Holly McKnight filed a petition to modify custody against Walter Jenkins, the father of her child whom she had given custody in a prior judgment of the court. Walter countered with a counterclaim for contempt and for modification. The contempt allegation was based on Holly’s alleged failure to return all of the child’s belongings at the conclusion of visitation. Some time before the date set for hearing, Walter filed a motion to amend his pleading to add the allegation that Holly had failed to pay her share of the child’s medical expenses, but Walter never presented the motion to the court.
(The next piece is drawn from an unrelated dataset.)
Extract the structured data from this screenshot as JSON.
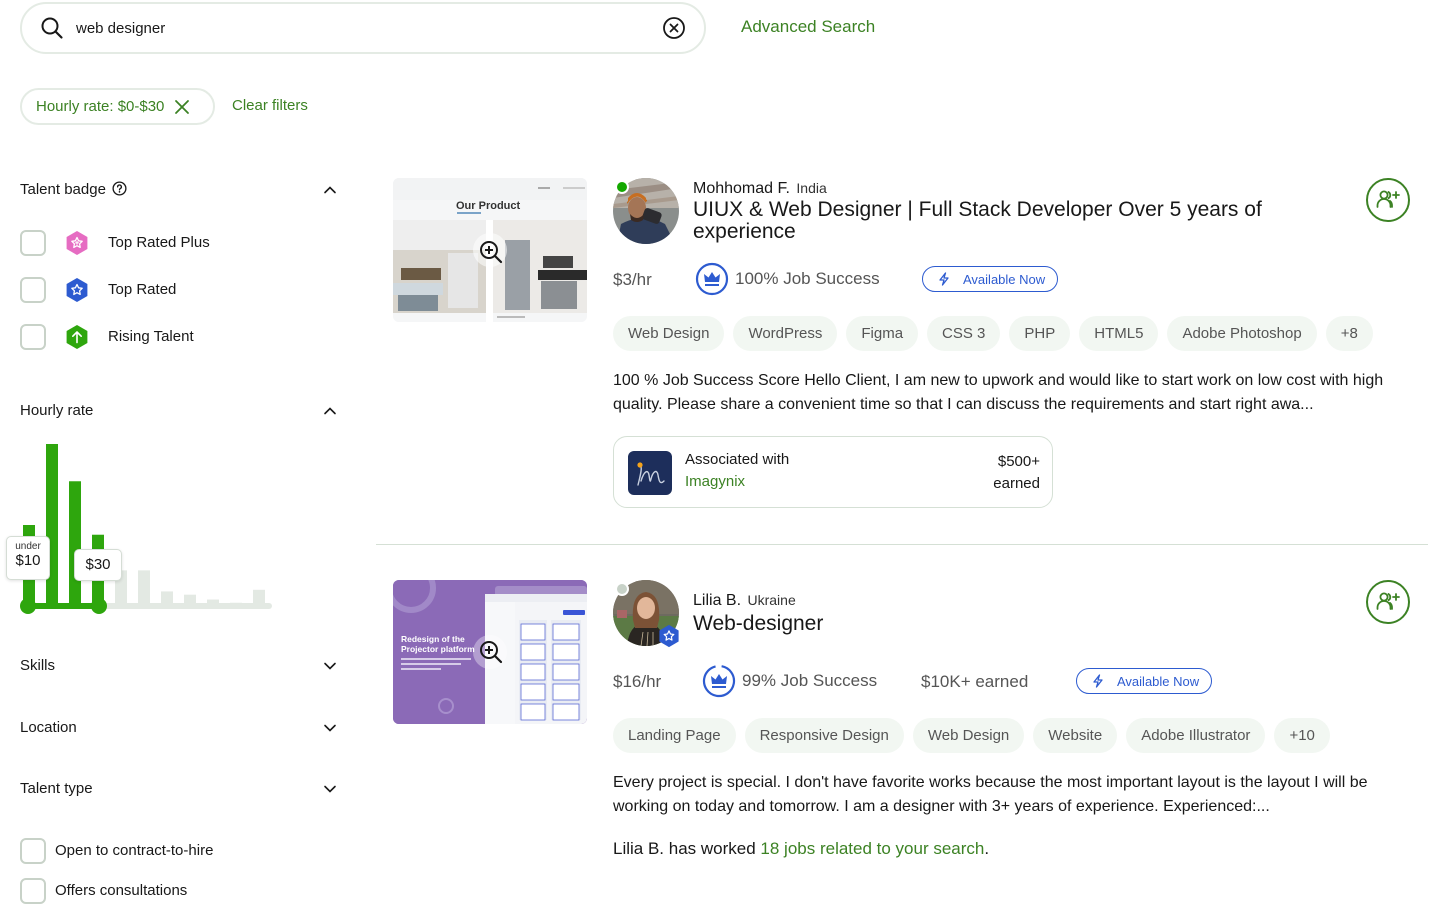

Following a hearing, the chancellor denied Holly’s petition to modify, but found her in contempt for failure to pay the medical bills, and ordered her to pay Walter $21,000 for her share.

The MSSC reversed, pointing out that in order to recover on a contempt claim, there must be a pleading putting the other party on notice. The unamended pleading simply did not support the relief granted. By failing to get a court order granting leave to amend, Walter’s award of $21,000 was reversed.

There is language in the opinion to the effect that the parties understood that the issue of contempt for failure to pay the medical bills was not properly before the court, and the judge acknowledged as much, but he went ahead and adjudicated contempt anyway, which was error. Of course, had the issue been tried without objection, Walter’s lawyer could have made a timely motion to conform the pleadings to the proof, as set out in MRCP 15(b):

(b) Amendment to Conform to the Evidence. When issues not raised by the pleadings are tried by expressed or implied consent of the parties, they shall be treated in all respects as if they had been raised in the pleadings. Such amendment of the pleadings as may be necessary to cause them to conform to the evidence and to raise these issues may be made upon motion of any party at any time, even after judgment; but failure so to amend does not affect the result of the trial of these issues. If evidence is objected to at the trial on the ground that it is not within the issues made by the pleadings, the court may allow the pleadings to be amended and shall do so freely when the presentation of the merits of the action will be subserved thereby and the objecting party fails to satisfy the court that the admission of such evidence would prejudice the maintaining of the action or defense upon the merits. The court may grant a continuance to enable the objecting party to meet such evidence. The court is to be liberal in granting permission to amend when justice so requires.